An employee of the Coit Road plants age 55 to 65 who is terminated as a direct result of the transfer of jobs to such other plant may take a layoff in accordance with the provisions of Article VIII of the Agreement, or, if eligible, he/she may apply for such early retirement benefits as he/she may be entitled to under the provisions of Article II, Section 2(b)(ii), of the Company's Hourly Rated Employees Pension Plan. In the event that the employee receives said retirement benefits, he/she shall be eligible for severance pay as provided for herein. Any employee, who has thirty (30) years or more of credited service and has reached age 55, whose job has been eliminated by transfer to another location will be entitled to severance pay and also have the right to an unreduced retirement benefit.

(Emphasis added).

Paragraph 5 states as follows:

If the Company transfers jobs to any other plant located beyond fifty (50) statute air miles of the Burke Lakefront Airport, the employees of the Coit Road plants affected by such transfer shall exercise their seniority rights to remain at the Coit Road plants on whatever jobs they may be entitled to in accordance with Article VIII of the Agreement. If they are unable to remain at the Coit Road plants, they may exercise one of the options for which they are eligible under the provisions of item 3(e) of this Supplemental Agreement.

(Emphasis added). This contract modification, and others, took effect in 1979.

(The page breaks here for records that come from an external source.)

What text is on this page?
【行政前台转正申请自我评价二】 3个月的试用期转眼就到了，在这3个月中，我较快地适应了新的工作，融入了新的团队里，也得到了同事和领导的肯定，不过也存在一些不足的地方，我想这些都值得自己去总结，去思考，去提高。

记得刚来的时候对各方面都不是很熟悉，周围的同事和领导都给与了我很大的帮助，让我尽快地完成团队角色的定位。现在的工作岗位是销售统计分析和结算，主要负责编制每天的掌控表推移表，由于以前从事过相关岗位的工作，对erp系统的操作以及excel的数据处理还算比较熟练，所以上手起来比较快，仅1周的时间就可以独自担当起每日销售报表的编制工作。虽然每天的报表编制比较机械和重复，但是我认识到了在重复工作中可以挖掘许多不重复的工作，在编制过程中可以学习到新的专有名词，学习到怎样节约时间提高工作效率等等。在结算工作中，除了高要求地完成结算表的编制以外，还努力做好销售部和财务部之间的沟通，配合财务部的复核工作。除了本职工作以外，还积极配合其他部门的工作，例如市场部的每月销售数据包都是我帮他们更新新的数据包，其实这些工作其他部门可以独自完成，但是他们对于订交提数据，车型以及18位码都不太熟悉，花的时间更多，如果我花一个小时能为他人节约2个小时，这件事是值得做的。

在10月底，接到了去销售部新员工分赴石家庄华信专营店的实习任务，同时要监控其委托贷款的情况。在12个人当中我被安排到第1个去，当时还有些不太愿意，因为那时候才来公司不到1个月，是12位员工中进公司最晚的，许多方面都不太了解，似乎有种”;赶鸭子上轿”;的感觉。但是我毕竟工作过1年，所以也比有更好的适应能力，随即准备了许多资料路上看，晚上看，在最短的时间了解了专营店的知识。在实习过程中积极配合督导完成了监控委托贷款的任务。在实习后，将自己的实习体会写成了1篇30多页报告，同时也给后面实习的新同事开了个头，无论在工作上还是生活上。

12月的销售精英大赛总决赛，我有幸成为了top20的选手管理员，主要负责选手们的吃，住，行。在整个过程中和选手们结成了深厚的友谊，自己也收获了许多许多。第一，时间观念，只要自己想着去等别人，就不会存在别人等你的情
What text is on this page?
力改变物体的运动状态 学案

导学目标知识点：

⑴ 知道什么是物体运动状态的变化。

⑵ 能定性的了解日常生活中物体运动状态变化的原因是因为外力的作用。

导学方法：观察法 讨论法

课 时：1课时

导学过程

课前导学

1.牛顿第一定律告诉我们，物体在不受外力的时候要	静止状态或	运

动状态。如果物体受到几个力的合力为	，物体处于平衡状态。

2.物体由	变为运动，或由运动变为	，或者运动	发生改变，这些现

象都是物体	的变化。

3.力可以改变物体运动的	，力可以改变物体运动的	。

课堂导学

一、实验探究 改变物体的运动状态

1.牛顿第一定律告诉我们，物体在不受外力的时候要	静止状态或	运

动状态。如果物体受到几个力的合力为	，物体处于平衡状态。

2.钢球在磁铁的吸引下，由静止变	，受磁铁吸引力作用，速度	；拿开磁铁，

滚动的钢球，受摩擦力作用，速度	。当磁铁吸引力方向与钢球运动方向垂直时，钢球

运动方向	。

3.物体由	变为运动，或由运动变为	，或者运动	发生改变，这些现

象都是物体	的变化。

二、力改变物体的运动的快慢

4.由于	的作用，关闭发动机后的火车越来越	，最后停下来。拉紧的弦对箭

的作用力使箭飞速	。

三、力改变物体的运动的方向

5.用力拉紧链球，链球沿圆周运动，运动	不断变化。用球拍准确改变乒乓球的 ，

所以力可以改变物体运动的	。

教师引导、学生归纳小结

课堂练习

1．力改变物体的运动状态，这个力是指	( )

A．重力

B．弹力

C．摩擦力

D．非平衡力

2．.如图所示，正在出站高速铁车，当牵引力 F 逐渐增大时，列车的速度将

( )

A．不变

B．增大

In 1981, an employee of a Cleveland plant, Robert Cowley, was displaced by the relocation of his position to another plant and, being over 55 and having in excess of 30 years with the Company, he chose to retire. When the Company notified him that, in its view, he was not entitled to severance pay since he failed to exercise his bumping rights as mandated in Paragraph 5 of the Supplemental Agreement, a grievance was instituted.3 The contractual grievance procedure consists of a three-step appeal process followed by a 60-day 'mediation period' during which the union may not strike nor the Company lockout any employee. The Mediation Committee's findings following investigation of the grievance are to be 'issued as a recommendation to both parties to th[e] Agreement,' but there is no provision for final resolution via binding arbitration. It is undisputed that this grievance was prosecuted through all stages of this procedure. However, the final result of mediation was an impasse with both parties agreeing to leave the grievance 'open and unresolved.' The only option open to the union at that point, in the absence of a finality clause or provision for arbitration, was to initiate a strike. The union decided not to strike, but to leave to the affected employees the pursuit of judicial suits under Sec. 301.

Within the next six months, the four plaintiffs in the case at bar also retired upon the transfer of their previous work to another location. They were notified by the Company that failure to exercise their bumping rights would preclude receipt of severance pay upon retirement, but plaintiffs adhered to their decisions to retire.